On a souvent considéré ce cycle comme une annonce de la mort de SCHUBERT qui devait en
effet disparaître l’année suivante en raison de l’atmosphère sinistre qui y règne. Pourtant, si
le contenu en est dépressif, et la matière musicale d’une sobriété glaçante et bien éloignée
du charme mélodique et expressif de la Belle Meunière, SCHUBERT n’était en rien mourant à
l’époque de sa composition. Il eut même l’occasion de chanter ces lieder devant ses amis,
précisant d’ailleurs que l’interprétation devait être d’une grande sobriété, jamais
empathique ni déclamatoire. Pourtant, le Voyage d’hiver évoque pour nous un monde sans
soleil et sans joie, où le désespoir semble dépassé.
Franz Schubert
(1797-1828)
La période qui occupe SCHUBERT à la composition des mélodies du Voyage d’hiver s’étend
de février à octobre 1827. Le musicien sort d’une courte période peu propice à la création. Il
lui manque la matière littéraire pour stimuler son écriture. La découverte de douze premiers
poèmes de MÜLLER l’enthousiasme. La plume file sur le papier, respectant exactement
l’ordre du recueil. La découverte de la fin du cycle intervient quelques mois plus tard,
achevant ainsi le parcours. Les thèmes de l’errance et de la solitude qui portent sur les
strophes sont à l’identique de ceux qui irriguent l’oeuvre de Schubert. Ainsi, Gute Nacht, titre
du premier lied, referme les volets du monde extérieur et débute le cycle au même endroit
où s’était achevé le précédent recueil de la Belle Meunière, également par Gute Nacht ! La
continuité est évidente, mais l’expression a profondément évolué : l’écriture est d’une
concentration extraordinaire. Ecoutez les trois dernières Sonates pour piano, en ut mineur,
la majeur et si bémol majeur, leurs modulations qui annoncent BRUCKNER, leur pulsation qui
rend hommage à BEETHOVEN. La perfection des proportions, l’épure du langage explore
d’autres horizons musicaux.
Le désespoir qui anime le compositeur ne pouvait pas trouver de terreau plus fertile que ce
voyage prémonitoire qui met des rimes sur des échecs ressassés d’un passé qu’il fait sien.

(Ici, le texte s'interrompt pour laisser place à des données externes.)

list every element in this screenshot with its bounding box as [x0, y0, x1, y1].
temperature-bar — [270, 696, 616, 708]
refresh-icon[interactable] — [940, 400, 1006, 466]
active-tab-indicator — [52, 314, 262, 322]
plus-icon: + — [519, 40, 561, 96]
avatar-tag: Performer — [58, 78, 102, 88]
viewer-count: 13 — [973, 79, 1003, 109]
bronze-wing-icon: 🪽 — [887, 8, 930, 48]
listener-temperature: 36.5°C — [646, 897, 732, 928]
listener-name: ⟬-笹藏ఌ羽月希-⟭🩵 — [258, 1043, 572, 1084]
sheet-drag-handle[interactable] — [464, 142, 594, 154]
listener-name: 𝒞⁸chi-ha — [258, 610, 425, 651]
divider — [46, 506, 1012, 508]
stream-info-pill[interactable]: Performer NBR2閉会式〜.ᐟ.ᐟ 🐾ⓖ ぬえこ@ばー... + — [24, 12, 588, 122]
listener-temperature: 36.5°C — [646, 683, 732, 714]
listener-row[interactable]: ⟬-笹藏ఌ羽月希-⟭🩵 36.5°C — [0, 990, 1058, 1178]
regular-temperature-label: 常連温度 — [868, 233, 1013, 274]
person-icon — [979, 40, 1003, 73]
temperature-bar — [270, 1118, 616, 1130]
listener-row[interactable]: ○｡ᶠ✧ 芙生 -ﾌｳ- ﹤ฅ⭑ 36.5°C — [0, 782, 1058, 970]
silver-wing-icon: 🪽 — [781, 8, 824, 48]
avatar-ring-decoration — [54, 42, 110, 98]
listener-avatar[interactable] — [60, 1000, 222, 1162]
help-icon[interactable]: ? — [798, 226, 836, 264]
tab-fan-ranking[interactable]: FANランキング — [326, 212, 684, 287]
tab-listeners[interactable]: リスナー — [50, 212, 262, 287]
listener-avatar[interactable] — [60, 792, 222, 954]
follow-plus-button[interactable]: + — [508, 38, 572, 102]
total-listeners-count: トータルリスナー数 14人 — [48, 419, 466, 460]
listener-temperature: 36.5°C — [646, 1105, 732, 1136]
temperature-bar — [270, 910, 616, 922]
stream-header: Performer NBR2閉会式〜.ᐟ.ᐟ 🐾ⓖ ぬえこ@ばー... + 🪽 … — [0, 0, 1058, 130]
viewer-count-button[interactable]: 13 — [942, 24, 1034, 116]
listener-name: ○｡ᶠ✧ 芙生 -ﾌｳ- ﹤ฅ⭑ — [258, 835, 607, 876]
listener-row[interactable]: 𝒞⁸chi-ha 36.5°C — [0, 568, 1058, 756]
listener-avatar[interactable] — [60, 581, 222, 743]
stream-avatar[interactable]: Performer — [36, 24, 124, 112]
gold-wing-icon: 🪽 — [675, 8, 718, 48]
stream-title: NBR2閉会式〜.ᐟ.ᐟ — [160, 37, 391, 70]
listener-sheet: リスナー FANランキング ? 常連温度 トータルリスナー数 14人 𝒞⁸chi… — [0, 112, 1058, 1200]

SCHUBERT accompagne sa solitude et la maladie, jouant aux frontières du suicide, sinon de
la folie. Plus tard, il sera temps pour les écrivains allemands d’exprimer leurs critiques à
l’égard des vers de MÜLLER qu’ils jugeront, dans leur grande majorité, assez faibles. C’est
oublier que Beethoven, à quelques semaines de la mort, découvre également la poésie de
MÜLLER et s’enthousiasme pour ces rimes dont il regrette ne pas avoir eu connaissance plus
tôt ? C’est oublier que cette disparition de BEETHOVEN, le 26 mars 1827, anéantit SCHUBERT
pendant quelques mois, le paralysant devant sa table de travail. C’est oublier, enfin, que
SCHUBERT n’a pas trouvé dans l’instant chez les géants que sont GOETHE, SCHILLER et
HEINE, qu’il vénère et dont il a sculpté si souvent les mots, le réconfort face au
dépouillement et à la douleur. Dorénavant, plus personne ne lui viendra en aide, même pas
ses proches, terrifiés et impuissants devant les ravages ultimes de sa « honteuse » maladie.
SCHUBERT traduit ces poèmes déjà magnifiquement agencés par le jeu des tonalités
« négatives », essentiellement en mineur (16 lieder sur 24 !), et par le rythme souterrain
d’une marche qui s’ouvre dans une mesure à 2/4 et guide les interprètes.
Cette marche tourne sur elle-même, sans une histoire, dans le froid et l’impossibilité de
communiquer avec autrui. Les souvenirs surgissent comme des ombres, exprimés en mode
majeur, mais aussitôt effacés par les ruptures du texte dont se nourrit la sève musicale.
« SCHUBERT fut un certain temps d’humeur sombre et paraissant épuisé. Comme je lui
demandais ce qui arrivait, il me répondit seulement « Vous l’apprendrez et comprendrez
bientôt. Un jour il me dit « Viens aujourd’hui chez SCHOBER, je vous chanterai un cycle de
lieder sinistres. Je suis anxieux de savoir ce que vous en direz ». Ils m’ont beaucoup plus
touché que ce ne fut le cas pour d’autres lieder. Ces lieder me plaisent plus que tous les
autres, et ils vous plairont à vous aussi. »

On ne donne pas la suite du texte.